At Wachusett Mt we have a strong program (location, location, location).  I feel like we emphasize TEAM to a fault.  We are ALL one turn away from a career ending injury.  To a less dramatic degree we are all one turn from DSQ on any given day.  At Wach we stress mutual support, friendly team mate competition, good fellowship, and good fun.  Personally I spend a lot of time making sure my 12 and 13 yos are being safe, mutually supportive, kind, and "nice."  I keep a sharp eye out for "cliques" and I recruit team leaders to take rookies and stragglers under their wing.  Our parents could not be any more supportive, generous, and kind.    These kids are building life long skiing pals and gals who can all RIP anywhere.  Many of the vibrant adult league racers here (over 600 Racers) are ski team alums who are still good pals, and who now are attending each others' weddings and showers never mind ski trips and league racing!

 

As a coach, I love to see my stars have success.  But I also love to see a novice racer's geometric improvement over the course of a season.  It is important for youth coaches to remember it is about the "life" not the result.  

 

In any case:  Look for:  #1 TEAM development.  Skills and love of the sport.  U14 medals are nice, but ultimately not a great indicator.  Drive and love ARE.  Comradeship   2. RACE not DEV.  Not the same.  3.  TERRAIN.  STEEP, ICE.  4.  Mileage.  How many reps (not gates - reps)?  How many days/nights per week?  5.  Coaches.  Tough one.

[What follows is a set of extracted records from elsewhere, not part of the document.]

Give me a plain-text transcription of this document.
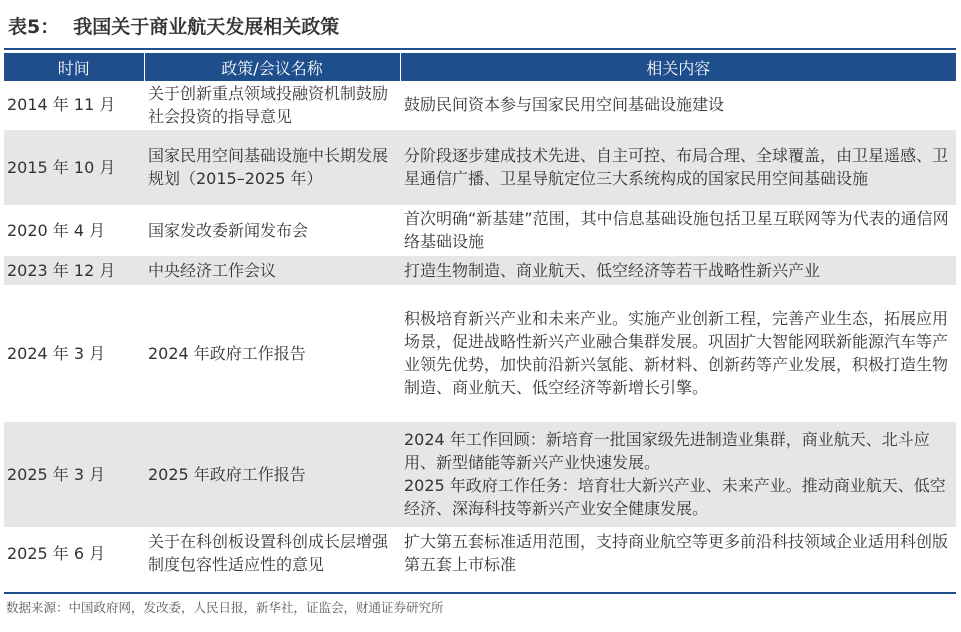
表5： 我国关于商业航天发展相关政策
时间	政策/会议名称	相关内容
2014 年 11 月	关于创新重点领域投融资机制鼓励社会投资的指导意见	鼓励民间资本参与国家民用空间基础设施建设

2015 年 10 月	国家民用空间基础设施中长期发展规划（2015–2025 年）	分阶段逐步建成技术先进、自主可控、布局合理、全球覆盖，由卫星遥感、卫星通信广播、卫星导航定位三大系统构成的国家民用空间基础设施

2020 年 4 月	国家发改委新闻发布会	首次明确“新基建”范围，其中信息基础设施包括卫星互联网等为代表的通信网络基础设施

2023 年 12 月	中央经济工作会议	打造生物制造、商业航天、低空经济等若干战略性新兴产业

2024 年 3 月	2024 年政府工作报告	积极培育新兴产业和未来产业。实施产业创新工程，完善产业生态，拓展应用场景，促进战略性新兴产业融合集群发展。巩固扩大智能网联新能源汽车等产业领先优势，加快前沿新兴氢能、新材料、创新药等产业发展，积极打造生物制造、商业航天、低空经济等新增长引擎。

2025 年 3 月	2025 年政府工作报告	2024 年工作回顾：新培育一批国家级先进制造业集群，商业航天、北斗应用、新型储能等新兴产业快速发展。
2025 年政府工作任务：培育壮大新兴产业、未来产业。推动商业航天、低空经济、深海科技等新兴产业安全健康发展。

2025 年 6 月	关于在科创板设置科创成长层增强制度包容性适应性的意见	扩大第五套标准适用范围，支持商业航空等更多前沿科技领域企业适用科创版第五套上市标准
数据来源：中国政府网，发改委，人民日报，新华社，证监会，财通证券研究所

IMO old is better than young for U12 up.  Yes, a 25 yo "retired" FIS, NORAM, NCAA stud looks good on paper.  Can they coach?  Why are they coaching 12 year olds?  Can/will they hug your kid like their own kids?  Will your kids hug them back?  Old vet with a young stud assitant is a common combo.  Just make sure they are on the same page. 6.  VIDEO.  How much?  How often?  7.  Parents and parent support:  Tigers or Team players?  Two of my fav moms whose daughters compete fiercely cheer as hard for the other kids as they do their own.  Additionally they work tirelessly for the TEAM!  Timers?  Volunteers?  Gatekeepers? Fence Rollers?  Course maint? Cooks?  Electricians?  Wifi experts?  Photographers.   Or are they afraid to chip a nail or stain their mink?

 

 

Good luck with your choice.  Berkshire and Bosquet are my two favs on your list.   

post #12 of 13
Thread Starter 

AWESOME POSTS! ALL OF YOU!

post #13 of 13

A little late, and perhaps not super helpful, but try to understand whether cliquey is something that happens or if it is something that is encouraged by the program. As a coach, cliques are something that I try to prevent but they do happen. A natural group isn't the same thing as a clique. However, some kids just are that way, and it can easily turn into bullying other kids outside of the clique. However, and this may be what @NYCOrthoDoc is experiencing, some clubs encourage it among their athletes and it permeates the club culture. You can usually spot these clubs at races because those athletes act like entitled little brats. Are they the kids who are on the snow first and are first in line and first to inspect, or are they the ones who cut in line and whose parents and coaches condone it?